From its humble origins as a role inside Google, Site Reliability Engineering has become a type of position or team that a wide variety of companies now embrace.
But that doesn’t mean that every company under the sun needs SREs. In this article, we unpack how to determine whether SREs should be a part of a given organization. In so doing, we aim to help both employers who are trying to figure out whether they should invest in SREs, and SREs wondering which types of companies are looking for the skills they stand to offer.
Why are SREs important?
Understanding who needs SREs starts with understanding why SREs are important to companies.
If you are an SRE, or you work with SREs, you already know the answer to this question. The main benefit of hiring an SRE (or SREs) is that businesses gain engineers who specialize first and foremost in ensuring that software works as it’s supposed to. In turn, SREs help to keep customers happy, while also mitigating the risk of disruptions to the systems businesses need to manage internal operations.
SREs also help in some ways to bridge the gaps between other types of roles. It’s important in this respect not to conflate SRE with DevOps, which more explicitly integrates IT with development. But by the nature of their work, SREs also help developers, IT engineers, QA engineers and even non-technical stakeholders (like customer relations teams) to collaborate.
Which companies should hire SREs?
Although the SRE role existed only inside Google for most of its history, that has changed over the past five years or so. Today, most of the big-name tech companies, such as LinkedIn and Netflix, proudly boast about how they have built SRE teams.
But Google, LinkedIn (which is owned by Microsoft) and Netflix aren’t representative of the typical company. Although SREs might be nice to have for every company, justifying the effort and money required to build an SRE team hinges on whether conditions like the following are true:
- You have ultra-strict reliability needs: Companies like Netflix need to meet very stringent performance standards. After all, even blips of just a few seconds can be a big issue with video streaming. But if most of your user-facing tech is stuff like standard websites, ultra-high reliability and performance may not be as critical. Again, it would be nice to invest in these things if you can, but some companies have more to gain than others by hiring SREs to optimize reliability.
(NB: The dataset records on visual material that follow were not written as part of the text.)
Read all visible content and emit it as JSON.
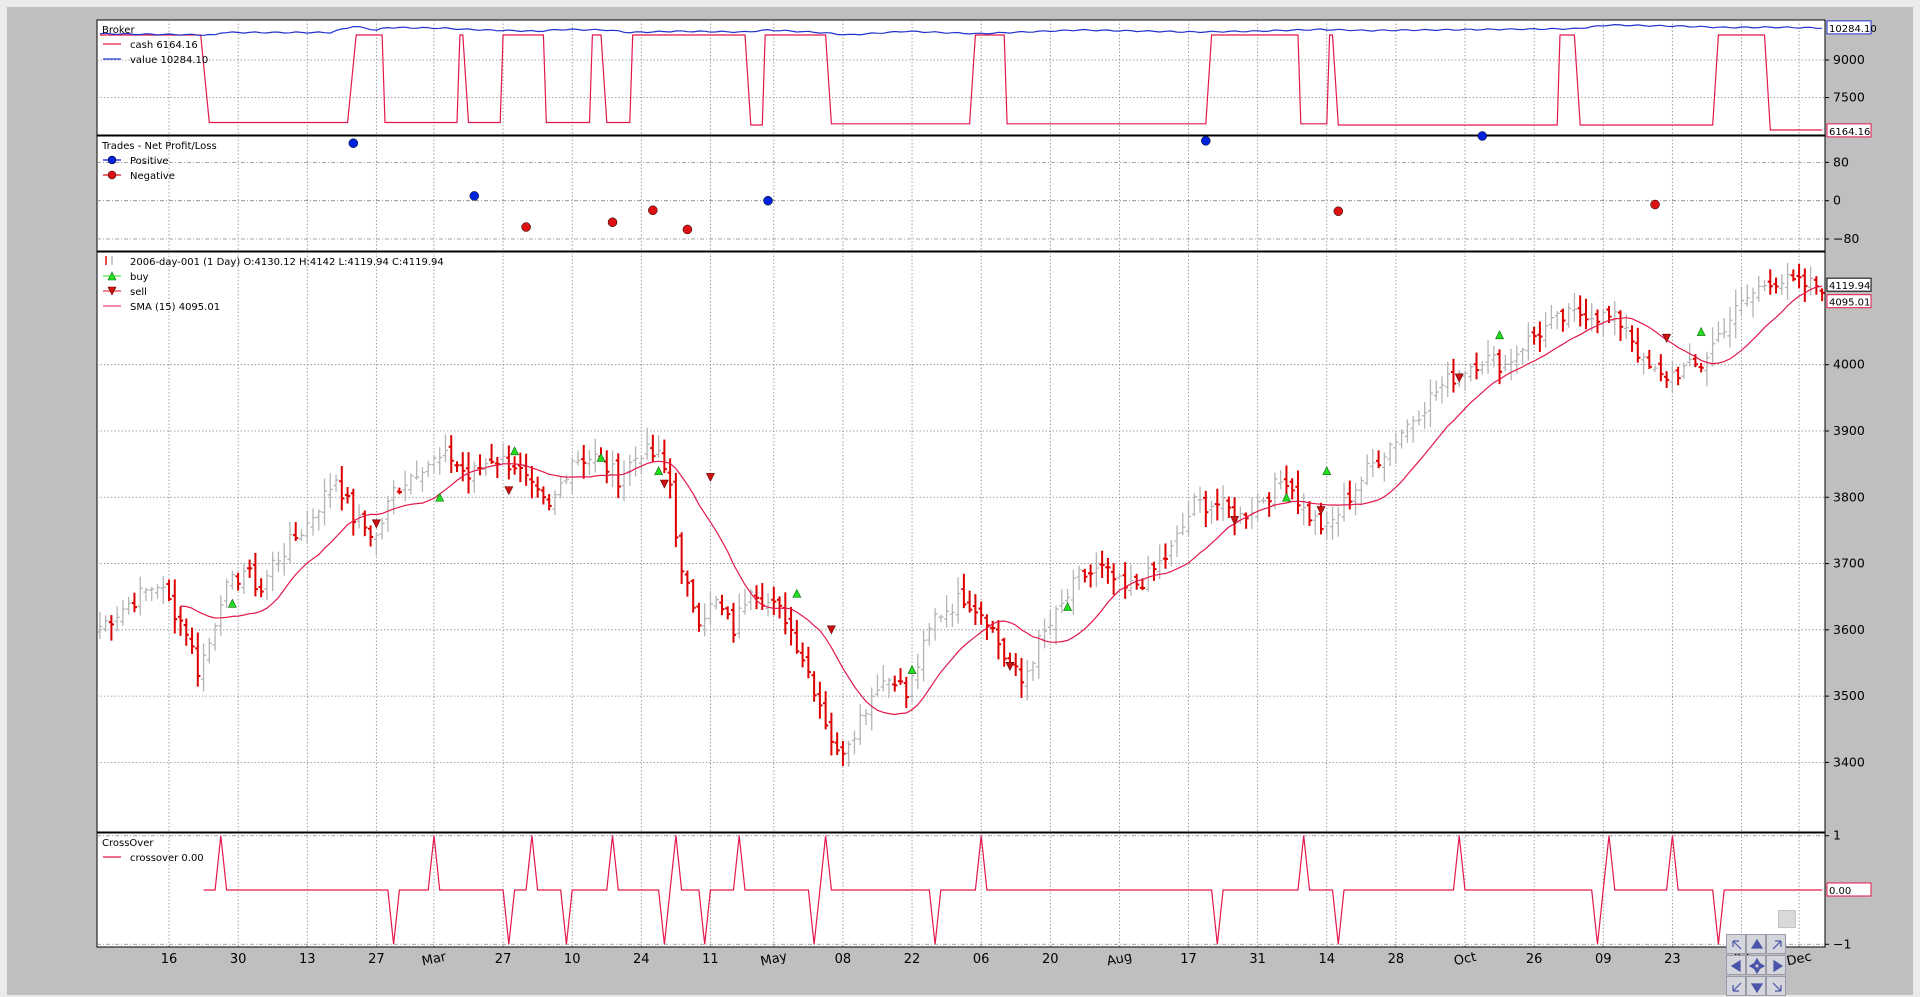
{
  "colors": {
    "up_bar": "#b4b4b4",
    "down_bar": "#dd0000",
    "sma": "#e4174b",
    "cash": "#e4174b",
    "value": "#2233cc",
    "positive": "#0022dd",
    "negative": "#dd1111",
    "buy": "#22dd22",
    "sell": "#cc1111",
    "crossover": "#e4174b"
  },
  "toolbar": {
    "icons": [
      "pan-nw-icon",
      "pan-up-icon",
      "pan-ne-icon",
      "pan-left-icon",
      "pan-move-icon",
      "pan-right-icon",
      "pan-sw-icon",
      "pan-down-icon",
      "pan-se-icon"
    ]
  },
  "chart_data": [
    {
      "type": "line",
      "panel": "broker",
      "title": "Broker",
      "legend": [
        {
          "name": "cash 6164.16",
          "color": "#e4174b"
        },
        {
          "name": "value 10284.10",
          "color": "#2233cc"
        }
      ],
      "yticks": [
        7500,
        9000
      ],
      "ylim": [
        6000,
        10600
      ],
      "last_labels": [
        {
          "text": "10284.10",
          "value": 10284.1,
          "color": "#2233cc"
        },
        {
          "text": "6164.16",
          "value": 6164.16,
          "color": "#e4174b"
        }
      ],
      "cash_segments": [
        [
          0,
          10000
        ],
        [
          17.5,
          10000
        ],
        [
          19,
          6500
        ],
        [
          43,
          6500
        ],
        [
          44.5,
          10000
        ],
        [
          49,
          10000
        ],
        [
          49.5,
          6500
        ],
        [
          62,
          6500
        ],
        [
          62.5,
          10000
        ],
        [
          63,
          10000
        ],
        [
          64,
          6500
        ],
        [
          69.5,
          6500
        ],
        [
          70,
          10000
        ],
        [
          77,
          10000
        ],
        [
          77.5,
          6500
        ],
        [
          85,
          6500
        ],
        [
          85.5,
          10000
        ],
        [
          87,
          10000
        ],
        [
          88,
          6500
        ],
        [
          92,
          6500
        ],
        [
          92.5,
          10000
        ],
        [
          112,
          10000
        ],
        [
          113,
          6400
        ],
        [
          115,
          6400
        ],
        [
          115.5,
          10000
        ],
        [
          126,
          10000
        ],
        [
          127,
          6450
        ],
        [
          151,
          6450
        ],
        [
          152,
          10000
        ],
        [
          157,
          10000
        ],
        [
          157.5,
          6450
        ],
        [
          192,
          6450
        ],
        [
          193,
          10000
        ],
        [
          208,
          10000
        ],
        [
          208.5,
          6450
        ],
        [
          213,
          6450
        ],
        [
          213.5,
          10000
        ],
        [
          214,
          10000
        ],
        [
          215,
          6400
        ],
        [
          253,
          6400
        ],
        [
          253.5,
          10000
        ],
        [
          256,
          10000
        ],
        [
          257,
          6400
        ],
        [
          280,
          6400
        ],
        [
          281,
          10000
        ],
        [
          289,
          10000
        ],
        [
          290,
          6200
        ],
        [
          299,
          6200
        ]
      ],
      "value_points": [
        [
          0,
          10050
        ],
        [
          20,
          10000
        ],
        [
          21,
          10100
        ],
        [
          40,
          10100
        ],
        [
          44,
          10350
        ],
        [
          48,
          10200
        ],
        [
          50,
          10300
        ],
        [
          60,
          10270
        ],
        [
          63,
          10230
        ],
        [
          67,
          10200
        ],
        [
          76,
          10150
        ],
        [
          80,
          10220
        ],
        [
          88,
          10200
        ],
        [
          92,
          10100
        ],
        [
          100,
          10150
        ],
        [
          112,
          10120
        ],
        [
          116,
          10200
        ],
        [
          125,
          10100
        ],
        [
          130,
          10000
        ],
        [
          140,
          10150
        ],
        [
          152,
          10050
        ],
        [
          158,
          10100
        ],
        [
          170,
          10200
        ],
        [
          190,
          10120
        ],
        [
          200,
          10150
        ],
        [
          208,
          10200
        ],
        [
          212,
          10220
        ],
        [
          220,
          10180
        ],
        [
          240,
          10220
        ],
        [
          256,
          10250
        ],
        [
          262,
          10400
        ],
        [
          275,
          10350
        ],
        [
          282,
          10300
        ],
        [
          290,
          10310
        ],
        [
          299,
          10284.1
        ]
      ]
    },
    {
      "type": "scatter",
      "panel": "trades",
      "title": "Trades - Net Profit/Loss",
      "legend": [
        {
          "name": "Positive",
          "color": "#0022dd"
        },
        {
          "name": "Negative",
          "color": "#dd1111"
        }
      ],
      "yticks": [
        -80,
        0,
        80
      ],
      "ylim": [
        -105,
        135
      ],
      "series": [
        {
          "name": "Positive",
          "points": [
            [
              44,
              120
            ],
            [
              65,
              10
            ],
            [
              116,
              0
            ],
            [
              192,
              125
            ],
            [
              240,
              135
            ]
          ]
        },
        {
          "name": "Negative",
          "points": [
            [
              74,
              -55
            ],
            [
              89,
              -45
            ],
            [
              96,
              -20
            ],
            [
              102,
              -60
            ],
            [
              215,
              -22
            ],
            [
              270,
              -8
            ]
          ]
        }
      ]
    },
    {
      "type": "candlestick",
      "panel": "price",
      "legend_title": "2006-day-001 (1 Day) O:4130.12 H:4142 L:4119.94 C:4119.94",
      "legend": [
        {
          "name": "buy",
          "color": "#22dd22"
        },
        {
          "name": "sell",
          "color": "#cc1111"
        },
        {
          "name": "SMA (15) 4095.01",
          "color": "#e4174b"
        }
      ],
      "yticks": [
        3400,
        3500,
        3600,
        3700,
        3800,
        3900,
        4000
      ],
      "ylim": [
        3295,
        4170
      ],
      "last_labels": [
        {
          "text": "4119.94",
          "value": 4119.94,
          "color": "#000000"
        },
        {
          "text": "4095.01",
          "value": 4095.01,
          "color": "#e4174b"
        }
      ],
      "anchors": [
        [
          0,
          3605
        ],
        [
          5,
          3640
        ],
        [
          10,
          3670
        ],
        [
          15,
          3600
        ],
        [
          17,
          3540
        ],
        [
          19,
          3580
        ],
        [
          21,
          3650
        ],
        [
          25,
          3690
        ],
        [
          28,
          3660
        ],
        [
          30,
          3700
        ],
        [
          36,
          3760
        ],
        [
          41,
          3830
        ],
        [
          44,
          3770
        ],
        [
          48,
          3740
        ],
        [
          51,
          3810
        ],
        [
          56,
          3850
        ],
        [
          61,
          3860
        ],
        [
          64,
          3830
        ],
        [
          68,
          3860
        ],
        [
          72,
          3850
        ],
        [
          75,
          3810
        ],
        [
          78,
          3780
        ],
        [
          82,
          3860
        ],
        [
          86,
          3860
        ],
        [
          90,
          3830
        ],
        [
          94,
          3870
        ],
        [
          97,
          3860
        ],
        [
          99,
          3820
        ],
        [
          101,
          3680
        ],
        [
          104,
          3620
        ],
        [
          107,
          3640
        ],
        [
          110,
          3600
        ],
        [
          113,
          3670
        ],
        [
          116,
          3640
        ],
        [
          119,
          3620
        ],
        [
          122,
          3560
        ],
        [
          125,
          3490
        ],
        [
          128,
          3410
        ],
        [
          131,
          3450
        ],
        [
          135,
          3520
        ],
        [
          138,
          3530
        ],
        [
          140,
          3500
        ],
        [
          145,
          3620
        ],
        [
          150,
          3650
        ],
        [
          154,
          3620
        ],
        [
          157,
          3560
        ],
        [
          160,
          3520
        ],
        [
          163,
          3580
        ],
        [
          166,
          3620
        ],
        [
          170,
          3680
        ],
        [
          174,
          3690
        ],
        [
          178,
          3660
        ],
        [
          182,
          3680
        ],
        [
          186,
          3720
        ],
        [
          190,
          3790
        ],
        [
          194,
          3790
        ],
        [
          198,
          3770
        ],
        [
          202,
          3800
        ],
        [
          206,
          3830
        ],
        [
          209,
          3780
        ],
        [
          213,
          3750
        ],
        [
          216,
          3790
        ],
        [
          220,
          3840
        ],
        [
          224,
          3880
        ],
        [
          228,
          3920
        ],
        [
          232,
          3960
        ],
        [
          236,
          3990
        ],
        [
          240,
          4010
        ],
        [
          244,
          4000
        ],
        [
          247,
          4030
        ],
        [
          250,
          4050
        ],
        [
          254,
          4070
        ],
        [
          258,
          4080
        ],
        [
          262,
          4070
        ],
        [
          265,
          4060
        ],
        [
          268,
          4000
        ],
        [
          271,
          3980
        ],
        [
          274,
          3990
        ],
        [
          278,
          4000
        ],
        [
          282,
          4060
        ],
        [
          286,
          4100
        ],
        [
          290,
          4130
        ],
        [
          295,
          4120
        ],
        [
          299,
          4120
        ]
      ],
      "buy_signals": [
        [
          23,
          3640
        ],
        [
          59,
          3800
        ],
        [
          72,
          3870
        ],
        [
          87,
          3860
        ],
        [
          97,
          3840
        ],
        [
          121,
          3655
        ],
        [
          141,
          3540
        ],
        [
          168,
          3635
        ],
        [
          206,
          3800
        ],
        [
          213,
          3840
        ],
        [
          243,
          4045
        ],
        [
          278,
          4050
        ]
      ],
      "sell_signals": [
        [
          48,
          3760
        ],
        [
          71,
          3810
        ],
        [
          98,
          3820
        ],
        [
          106,
          3830
        ],
        [
          127,
          3600
        ],
        [
          158,
          3545
        ],
        [
          197,
          3765
        ],
        [
          212,
          3780
        ],
        [
          236,
          3980
        ],
        [
          272,
          4040
        ]
      ],
      "x_ticks": [
        {
          "i": 12,
          "label": "16"
        },
        {
          "i": 24,
          "label": "30"
        },
        {
          "i": 36,
          "label": "13"
        },
        {
          "i": 48,
          "label": "27"
        },
        {
          "i": 58,
          "label": "Mar",
          "rot": true
        },
        {
          "i": 70,
          "label": "27"
        },
        {
          "i": 82,
          "label": "10"
        },
        {
          "i": 94,
          "label": "24"
        },
        {
          "i": 106,
          "label": "11"
        },
        {
          "i": 117,
          "label": "May",
          "rot": true
        },
        {
          "i": 129,
          "label": "08"
        },
        {
          "i": 141,
          "label": "22"
        },
        {
          "i": 153,
          "label": "06"
        },
        {
          "i": 165,
          "label": "20"
        },
        {
          "i": 177,
          "label": "Aug",
          "rot": true
        },
        {
          "i": 189,
          "label": "17"
        },
        {
          "i": 201,
          "label": "31"
        },
        {
          "i": 213,
          "label": "14"
        },
        {
          "i": 225,
          "label": "28"
        },
        {
          "i": 237,
          "label": "Oct",
          "rot": true
        },
        {
          "i": 249,
          "label": "26"
        },
        {
          "i": 261,
          "label": "09"
        },
        {
          "i": 273,
          "label": "23"
        },
        {
          "i": 285,
          "label": "07"
        },
        {
          "i": 295,
          "label": "Dec",
          "rot": true
        }
      ]
    },
    {
      "type": "line",
      "panel": "crossover",
      "title": "CrossOver",
      "legend": [
        {
          "name": "crossover 0.00",
          "color": "#e4174b"
        }
      ],
      "yticks": [
        -1,
        1
      ],
      "ylim": [
        -1.05,
        1.05
      ],
      "last_labels": [
        {
          "text": "0.00",
          "value": 0,
          "color": "#e4174b"
        }
      ],
      "start_index": 18,
      "cross_up": [
        21,
        58,
        89,
        97,
        111,
        121,
        126,
        150,
        176,
        213,
        236,
        273,
        302
      ],
      "cross_down": [
        74,
        89,
        104,
        112,
        130,
        145,
        171,
        225,
        234,
        297,
        355
      ],
      "crossings": [
        [
          21,
          1
        ],
        [
          51,
          -1
        ],
        [
          58,
          1
        ],
        [
          71,
          -1
        ],
        [
          75,
          1
        ],
        [
          81,
          -1
        ],
        [
          89,
          1
        ],
        [
          98,
          -1
        ],
        [
          100,
          1
        ],
        [
          105,
          -1
        ],
        [
          111,
          1
        ],
        [
          124,
          -1
        ],
        [
          126,
          1
        ],
        [
          145,
          -1
        ],
        [
          153,
          1
        ],
        [
          194,
          -1
        ],
        [
          209,
          1
        ],
        [
          215,
          -1
        ],
        [
          236,
          1
        ],
        [
          260,
          -1
        ],
        [
          262,
          1
        ],
        [
          273,
          1
        ],
        [
          281,
          -1
        ]
      ]
    }
  ]
}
- You make strict reliability guarantees: Similarly, SREs matter more for businesses that need to meet strict reliability standards that are defined in SLAs and SLOs. If reliability issues could trigger contractual penalties, you may want to invest in SREs to help avoid those issues.
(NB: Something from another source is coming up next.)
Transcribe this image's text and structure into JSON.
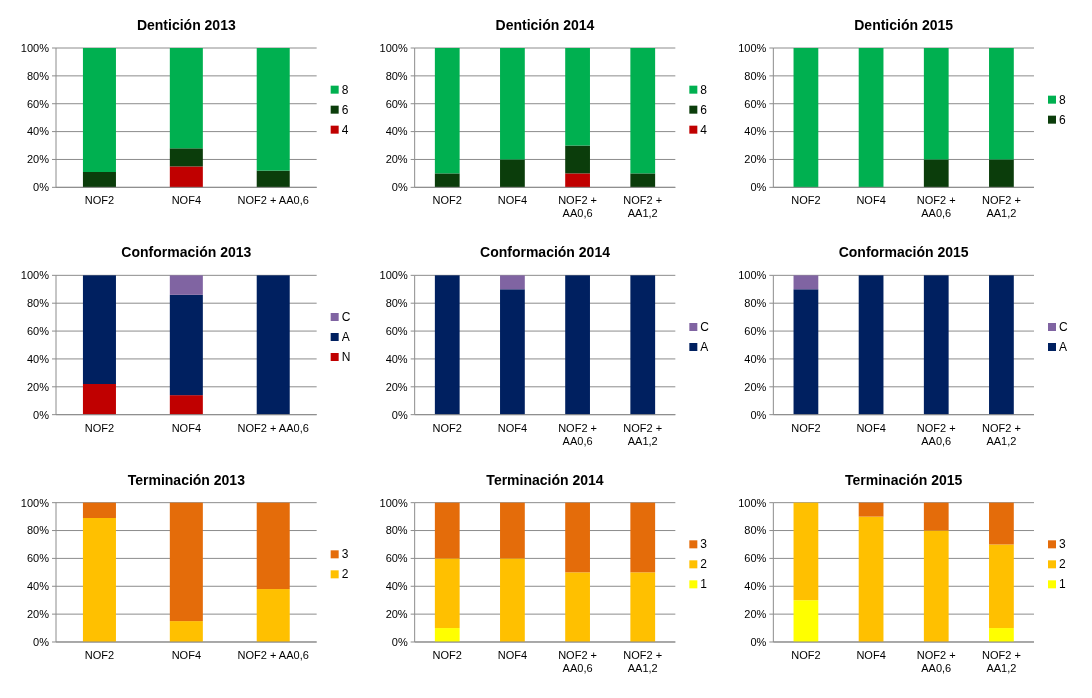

- You have large development and IT teams: The larger and more complex your development and IT organizations, the more you stand to gain by hiring SREs who can ensure that reliability remains a priority across these sprawling teams. Smaller organizations with just a handful of developers and IT engineers can often enforce reliability goals without dedicating a role to them.
- You have a complex technology stack: Managing reliability is simple enough if you’re dealing with monolithic apps running on bare-metal servers. With a simpler stack, there are fewer things that can go wrong, and fewer variables to evaluate when trying to optimize for reliability. SREs become more valuable for companies with complex environments, like microservices-based apps.
- You have a continuous delivery pipeline: Along similar lines, SREs are more important for businesses with complex, fast-moving software delivery processes. If you are only updating your apps a few times a year, you probably don’t need SREs as much as a business that pushes out updates daily. In the latter case, SREs help ensure that software remains reliable even as it constantly evolves.
In general, these points could be summarized as follows: The larger your company, and the greater use it makes of modern, fast-moving technology and technological processes, the more you stand to gain from hiring SREs.
Conclusion
SREs are never a bad thing to have on your team. Devoting resources to SRE will never hurt.
However, the reality is that some businesses need SREs more than others, and some will yield a higher return than others on the effort and money they invest in building an SRE team. Companies and SREs alike should carefully evaluate these factors before committing to an SRE role.